Not that I am aware of, I work on Kitchens with roof exhaust often.

If you really want to help the guy out make sure to provided the required sq, inches of intake air. The fan manufacturer can tell you what size intake to match the fan.

If you do not provide intake air you can cause problems with the venting of of gas fired equipment and even make it hard to open doors to outside that swing out.

Remember, fans do not 'make air' they can only exhaust as much air from a space as is being supplied to that space.


----------



## 10492 (Jan 4, 2010)

Bob Badger said:


> If you really want to help the guy out make sure to provided the required sq, inches of intake air. The fan manufacturer can tell you what size intake to match the fan.
> 
> If you do not provide intake air you can cause problems with the venting of of gas fired equipment and even make it hard to open doors to outside that swing out.


 
One door leads to the air conditioned hall, and another has a screen door leading outside. It should be enough make-up air to avoid a negative pressure.
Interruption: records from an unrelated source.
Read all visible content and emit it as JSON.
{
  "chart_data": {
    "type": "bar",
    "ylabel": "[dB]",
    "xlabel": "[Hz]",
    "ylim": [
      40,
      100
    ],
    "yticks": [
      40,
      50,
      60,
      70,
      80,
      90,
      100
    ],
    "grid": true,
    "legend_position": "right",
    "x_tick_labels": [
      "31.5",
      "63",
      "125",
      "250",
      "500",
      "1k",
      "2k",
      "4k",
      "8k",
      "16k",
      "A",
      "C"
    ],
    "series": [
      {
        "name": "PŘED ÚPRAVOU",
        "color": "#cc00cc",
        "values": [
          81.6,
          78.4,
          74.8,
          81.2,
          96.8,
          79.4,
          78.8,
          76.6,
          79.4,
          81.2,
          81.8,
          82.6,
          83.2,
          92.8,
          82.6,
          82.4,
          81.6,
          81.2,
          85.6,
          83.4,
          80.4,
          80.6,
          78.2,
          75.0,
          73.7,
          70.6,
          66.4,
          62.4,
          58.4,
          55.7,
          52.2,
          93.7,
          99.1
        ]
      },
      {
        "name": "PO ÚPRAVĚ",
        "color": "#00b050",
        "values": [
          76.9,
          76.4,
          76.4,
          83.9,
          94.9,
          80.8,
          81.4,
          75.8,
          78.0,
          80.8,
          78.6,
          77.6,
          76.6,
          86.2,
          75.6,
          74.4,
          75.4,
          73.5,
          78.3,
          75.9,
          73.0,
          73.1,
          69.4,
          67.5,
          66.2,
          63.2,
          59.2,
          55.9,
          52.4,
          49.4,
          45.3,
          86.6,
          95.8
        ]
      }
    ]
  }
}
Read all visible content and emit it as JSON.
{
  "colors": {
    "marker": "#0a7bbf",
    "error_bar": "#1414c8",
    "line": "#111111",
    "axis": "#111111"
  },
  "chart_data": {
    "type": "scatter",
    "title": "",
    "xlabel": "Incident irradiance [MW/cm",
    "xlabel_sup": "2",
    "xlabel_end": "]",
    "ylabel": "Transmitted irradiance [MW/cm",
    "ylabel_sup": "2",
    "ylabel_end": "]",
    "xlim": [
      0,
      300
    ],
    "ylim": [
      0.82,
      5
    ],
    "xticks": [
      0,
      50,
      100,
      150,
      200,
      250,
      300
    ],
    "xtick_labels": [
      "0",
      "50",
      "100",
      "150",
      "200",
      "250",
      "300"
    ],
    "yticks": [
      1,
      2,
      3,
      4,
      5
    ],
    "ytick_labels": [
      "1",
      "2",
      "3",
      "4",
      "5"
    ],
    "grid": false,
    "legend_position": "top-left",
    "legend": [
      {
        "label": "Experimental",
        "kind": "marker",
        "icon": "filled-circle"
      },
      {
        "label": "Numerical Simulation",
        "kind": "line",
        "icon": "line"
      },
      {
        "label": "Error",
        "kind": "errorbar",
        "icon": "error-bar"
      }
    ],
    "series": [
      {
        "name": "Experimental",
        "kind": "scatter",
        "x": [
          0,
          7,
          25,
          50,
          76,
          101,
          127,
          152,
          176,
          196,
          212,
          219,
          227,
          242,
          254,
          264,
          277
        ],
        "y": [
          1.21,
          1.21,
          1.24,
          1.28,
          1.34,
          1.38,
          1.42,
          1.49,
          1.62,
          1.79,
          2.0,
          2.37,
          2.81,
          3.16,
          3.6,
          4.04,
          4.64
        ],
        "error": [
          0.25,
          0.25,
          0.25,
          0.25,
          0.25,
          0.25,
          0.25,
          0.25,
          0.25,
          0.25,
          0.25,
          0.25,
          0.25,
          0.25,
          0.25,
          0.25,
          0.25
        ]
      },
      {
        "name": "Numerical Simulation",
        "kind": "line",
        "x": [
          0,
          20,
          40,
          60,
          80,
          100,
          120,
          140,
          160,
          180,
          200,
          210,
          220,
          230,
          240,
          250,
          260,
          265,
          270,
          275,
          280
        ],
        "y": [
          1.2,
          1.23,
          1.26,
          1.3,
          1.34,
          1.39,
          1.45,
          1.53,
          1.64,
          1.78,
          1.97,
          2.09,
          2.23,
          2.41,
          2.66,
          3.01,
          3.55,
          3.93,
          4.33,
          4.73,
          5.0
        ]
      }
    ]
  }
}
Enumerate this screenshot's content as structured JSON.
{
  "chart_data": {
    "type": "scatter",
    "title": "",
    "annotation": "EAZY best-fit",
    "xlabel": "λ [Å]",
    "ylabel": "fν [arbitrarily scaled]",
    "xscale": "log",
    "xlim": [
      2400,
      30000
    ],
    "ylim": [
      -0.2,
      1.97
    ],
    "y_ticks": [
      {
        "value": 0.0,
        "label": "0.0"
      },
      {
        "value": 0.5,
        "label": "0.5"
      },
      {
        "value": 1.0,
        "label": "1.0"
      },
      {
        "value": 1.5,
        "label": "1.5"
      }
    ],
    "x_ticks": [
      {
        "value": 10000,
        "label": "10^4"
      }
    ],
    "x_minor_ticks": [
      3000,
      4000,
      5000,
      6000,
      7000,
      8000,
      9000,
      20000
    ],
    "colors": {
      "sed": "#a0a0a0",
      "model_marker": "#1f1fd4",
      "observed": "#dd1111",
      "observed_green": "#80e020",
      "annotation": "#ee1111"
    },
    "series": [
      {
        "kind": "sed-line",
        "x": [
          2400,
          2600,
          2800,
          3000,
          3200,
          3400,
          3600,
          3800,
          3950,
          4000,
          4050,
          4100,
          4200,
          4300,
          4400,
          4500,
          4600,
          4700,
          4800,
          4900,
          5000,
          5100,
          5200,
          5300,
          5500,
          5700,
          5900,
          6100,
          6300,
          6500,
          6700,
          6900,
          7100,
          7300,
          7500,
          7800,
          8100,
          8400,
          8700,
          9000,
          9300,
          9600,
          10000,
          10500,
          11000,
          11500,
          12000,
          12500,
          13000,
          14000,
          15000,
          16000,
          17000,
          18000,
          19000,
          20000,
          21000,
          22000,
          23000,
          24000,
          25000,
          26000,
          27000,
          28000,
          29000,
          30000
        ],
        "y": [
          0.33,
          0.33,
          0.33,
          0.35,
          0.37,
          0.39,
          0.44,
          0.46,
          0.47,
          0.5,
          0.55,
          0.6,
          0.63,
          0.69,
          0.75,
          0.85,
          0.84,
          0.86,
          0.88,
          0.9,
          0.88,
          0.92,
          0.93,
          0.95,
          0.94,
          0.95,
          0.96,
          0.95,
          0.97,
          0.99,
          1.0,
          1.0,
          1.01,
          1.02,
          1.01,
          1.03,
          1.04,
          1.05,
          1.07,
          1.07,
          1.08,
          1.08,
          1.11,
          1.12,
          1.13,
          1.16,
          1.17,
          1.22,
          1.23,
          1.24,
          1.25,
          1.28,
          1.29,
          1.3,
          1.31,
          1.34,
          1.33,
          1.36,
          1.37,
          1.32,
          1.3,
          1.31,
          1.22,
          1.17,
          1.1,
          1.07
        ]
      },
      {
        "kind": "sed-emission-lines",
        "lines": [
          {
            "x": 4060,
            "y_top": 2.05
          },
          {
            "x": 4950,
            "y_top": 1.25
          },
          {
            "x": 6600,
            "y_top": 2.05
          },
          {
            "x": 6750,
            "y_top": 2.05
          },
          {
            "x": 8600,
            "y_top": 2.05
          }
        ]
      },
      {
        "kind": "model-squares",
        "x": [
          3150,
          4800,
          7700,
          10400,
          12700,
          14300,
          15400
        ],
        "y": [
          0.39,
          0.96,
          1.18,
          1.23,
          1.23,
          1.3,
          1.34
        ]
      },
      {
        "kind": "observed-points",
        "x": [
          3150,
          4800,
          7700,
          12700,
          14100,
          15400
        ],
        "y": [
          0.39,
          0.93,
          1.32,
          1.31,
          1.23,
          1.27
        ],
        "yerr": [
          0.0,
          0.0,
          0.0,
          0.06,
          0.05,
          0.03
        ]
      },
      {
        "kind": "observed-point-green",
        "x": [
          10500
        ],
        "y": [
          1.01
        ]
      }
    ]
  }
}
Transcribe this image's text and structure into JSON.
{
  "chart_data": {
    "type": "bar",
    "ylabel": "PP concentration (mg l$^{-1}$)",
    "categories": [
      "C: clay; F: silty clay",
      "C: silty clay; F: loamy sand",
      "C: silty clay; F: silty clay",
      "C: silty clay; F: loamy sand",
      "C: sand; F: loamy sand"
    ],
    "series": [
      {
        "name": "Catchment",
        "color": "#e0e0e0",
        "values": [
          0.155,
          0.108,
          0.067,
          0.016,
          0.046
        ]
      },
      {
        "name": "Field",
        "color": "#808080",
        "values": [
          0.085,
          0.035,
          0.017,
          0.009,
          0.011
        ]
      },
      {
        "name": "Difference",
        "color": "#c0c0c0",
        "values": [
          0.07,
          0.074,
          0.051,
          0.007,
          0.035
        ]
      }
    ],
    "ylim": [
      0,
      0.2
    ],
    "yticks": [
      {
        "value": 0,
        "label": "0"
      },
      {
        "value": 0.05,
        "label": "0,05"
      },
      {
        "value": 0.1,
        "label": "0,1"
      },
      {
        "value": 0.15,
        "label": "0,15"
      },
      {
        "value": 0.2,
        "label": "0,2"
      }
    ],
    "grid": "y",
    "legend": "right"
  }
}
I am guessing maybe a 1000CFM or close would do the trick.

With the current exhaust at 6' off the floor, and 14' cielings, it gets hot in there and the heat can't get out.


----------



## wildleg (Apr 12, 2009)

Sounds like this restaurant should have a proper hood installed with fire suppression and a microswitch, hood shunt, etc ? (every restaurant I worked on had roof exhaust except one, and that one had a huge bunch of problems cause the fire marshal didn't like the exhaust out the side of the building - there were all kinds of clearance issues to glass, combustibles above, etc)


----------



## MDShunk (Jan 7, 2007)

Just be careful with the supplementary exhaust. You start pulling too much out that new fan, and the hood's fan will have a hard time keeping the cooking smoke going the right way, and you'll grease up the ceilings in a hurry.


----------



## nitro71 (Sep 17, 2009)

It's been so long since I did a hood. Do I have this right: In case of fire, the exhaust on the hood keeps running. Outlets behind stove or heat source are shunt tripped or contactor shut off. Make up air is shut off. Is that the correct way it should work?

How about AC units?


----------



## 10492 (Jan 4, 2010)

nitro71 said:


> It's been so long since I did a hood. Do I have this right: In case of fire, the exhaust on the hood keeps running. Outlets behind stop are shunt tripped or contactor shut off. Make up air is shut off. Is that the correct way it should work?
> 
> How about AC units?


To be honest, I dunno. I am planning on using the feed to the side wall exhaust, and run it up to the roof exhaust. Figured I leave the original switch right where it's at, the way it's wired in.


----------



## JohnR (Apr 12, 2010)

You got to listen to the Badger, sounds like your makeup air is non existent.
try installing that exhaust fan as a supply makeup. 



sorry I'm tired.......can't think.....


----------